SU slips past Mountaineers
MORGANTOWN, W.Va. – With just more than a minute to play last night in its game against the Syracuse men’s basketball team, West Virginia, despite being down by eight points, stalled on offense.
Most fans in the WVU Coliseum jeered. Some left, perturbed their Mountaineers never attempted a last-minute run at SU’s lead.
They didn’t realize that, with the way SU’s defense has played lately, it probably wouldn’t have mattered.
For the fourth straight game, SU held an opponent to less than 60 points. And for the fourth straight game, that defense carried Syracuse to a win. This time, it was over West Virginia, 65-52, at WVU Coliseum in front of 6,801.
‘We’ve been playing very good defense every night,’ SU head coach Jim Boeheim said. ‘This was no exception.’
With the win, No. 24 Syracuse (20-6, 10-5 Big East) kept itself in position to finish fourth in the Big East and therefore earn a first-round bye in the conference tournament. If SU beats Connecticut on Sunday or Seton Hall loses at Rutgers, the Orangemen will bypass the opening round.
If Syracuse earns the bid, it will be because of its defense, which turned in another stalwart effort last night. West Virginia (14-12, 6-8) shot 37 percent, including 18 percent on 3-pointers. SU harried WVU into 11 turnovers and allowed just one player – center D’Or Fischer, who finished with 19 points – to score more than 12.
That superlative defense is becoming ho-hum for the Orangemen. In its four-game win streak, Syracuse hasn’t allowed its opponent to shoot more than 37 percent and held Georgetown to 27 percent to begin the run.
Ironically, SU’s scoring struggles led to its defensive surge. With its offense stagnating game by game, Syracuse realized that its identity as an offensive machine had to change.
‘You don’t want to go out there and try to outscore everybody every single game,’ SU forward Hakim Warrick said. ‘Buckling down on defense has really helped us win these games.’
‘The players realized they had to get it done,’ Boeheim said. ‘We weren’t getting it done that much on offense, and we wanted to win games. Our demise was predicted a few games ago that we weren’t going to get anywhere. The players took that to heart. They worked hard on defense and turned this whole thing right around.’
Last night, it was man-to-man defense, not SU’s vaunted zone, that perpetuated the turnaround.
In the first half, the Mountaineers settled for shooting over SU’s zone, going 4-for-16 from 3-point range. The only time West Virginia even looked inside was to collapse SU’s zone and then kick it back out behind the arc. WVU was so reluctant to penetrate that it didn’t draw a foul from Syracuse until nine minutes remained in the first half.

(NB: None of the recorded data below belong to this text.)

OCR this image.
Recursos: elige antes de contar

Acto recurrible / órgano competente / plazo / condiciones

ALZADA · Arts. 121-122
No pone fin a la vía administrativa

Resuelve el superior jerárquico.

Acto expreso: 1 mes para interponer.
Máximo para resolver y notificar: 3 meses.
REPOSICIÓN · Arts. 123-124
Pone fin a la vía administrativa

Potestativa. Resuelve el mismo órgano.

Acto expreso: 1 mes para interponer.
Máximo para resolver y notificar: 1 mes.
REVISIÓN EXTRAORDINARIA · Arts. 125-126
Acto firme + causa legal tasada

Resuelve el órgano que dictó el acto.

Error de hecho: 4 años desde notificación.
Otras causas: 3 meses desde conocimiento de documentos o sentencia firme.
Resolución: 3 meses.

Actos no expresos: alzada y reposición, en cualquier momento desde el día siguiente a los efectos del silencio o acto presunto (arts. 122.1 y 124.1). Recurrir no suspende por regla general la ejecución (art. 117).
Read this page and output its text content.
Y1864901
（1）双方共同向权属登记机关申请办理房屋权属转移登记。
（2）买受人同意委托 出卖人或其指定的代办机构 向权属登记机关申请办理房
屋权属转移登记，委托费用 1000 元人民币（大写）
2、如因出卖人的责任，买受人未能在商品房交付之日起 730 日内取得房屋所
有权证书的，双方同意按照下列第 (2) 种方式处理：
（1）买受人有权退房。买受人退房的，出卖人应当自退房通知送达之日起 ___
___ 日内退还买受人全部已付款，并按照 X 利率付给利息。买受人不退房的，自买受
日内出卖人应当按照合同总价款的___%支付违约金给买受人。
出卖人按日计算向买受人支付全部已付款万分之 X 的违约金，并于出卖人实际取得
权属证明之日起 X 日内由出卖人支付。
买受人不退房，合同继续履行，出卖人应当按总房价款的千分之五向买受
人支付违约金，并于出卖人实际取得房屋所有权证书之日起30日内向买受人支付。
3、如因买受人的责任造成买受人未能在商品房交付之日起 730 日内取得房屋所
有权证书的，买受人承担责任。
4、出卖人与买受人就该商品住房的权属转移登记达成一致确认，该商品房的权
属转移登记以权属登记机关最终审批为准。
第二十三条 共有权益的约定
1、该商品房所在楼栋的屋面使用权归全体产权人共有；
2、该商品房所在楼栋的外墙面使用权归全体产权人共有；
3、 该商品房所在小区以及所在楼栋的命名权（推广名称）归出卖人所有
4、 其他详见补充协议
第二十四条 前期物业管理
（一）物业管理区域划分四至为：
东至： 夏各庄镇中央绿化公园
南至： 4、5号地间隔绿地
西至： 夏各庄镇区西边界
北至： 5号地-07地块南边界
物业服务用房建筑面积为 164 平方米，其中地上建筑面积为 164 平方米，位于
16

To stop the Mountaineers’ fire-away strategy, Boeheim inserted Jeremy McNeil, pressed the Mountaineers briefly and switched to man-to-man.
‘In the first half they were shooting the lights out,’ SU guard Gerry McNamara said. ‘They were hurting us from the outside, and we had to go man to take that away.’
For the most part, SU did, turning a 30-29 halftime advantage into a 47-39 lead with 12 minutes remaining.
But Syracuse couldn’t keep WVU’s shooters at bay the entire game. To slow the game down, Boeheim switched back to the zone with about six minutes left. A Johannes Herber trey capped a 10-4 run that pulled West Virginia to a 57-52 disadvantage with 2:40 left.
But Syracuse countered, like it did most of the game on offense, with Warrick. The star forward slammed home two acrobatic alley-oops from McNamara on back-to-back possessions to seal the game. For good measure, Warrick slammed home a dunk from almost the third block for the final two of his game-high 25 points.
‘When they went man-to-man, we got the ball to Hak,’ Boeheim said. ‘He’s hard to stop down low.’
And lately, it seems, he’s meeting his toughest competition in practice. SU’s defense is beginning to look like the beast it became in the NCAA Tournament a year ago, and it has helped erase SU’s struggles from earlier this season.
‘With everything this team’s done, to get through these games, to win four straight and six out of seven, is a tremendous accomplishment,’ Boeheim said. ‘They’re playing as well now as they have any time during the season. We’re playing our best basketball right now.’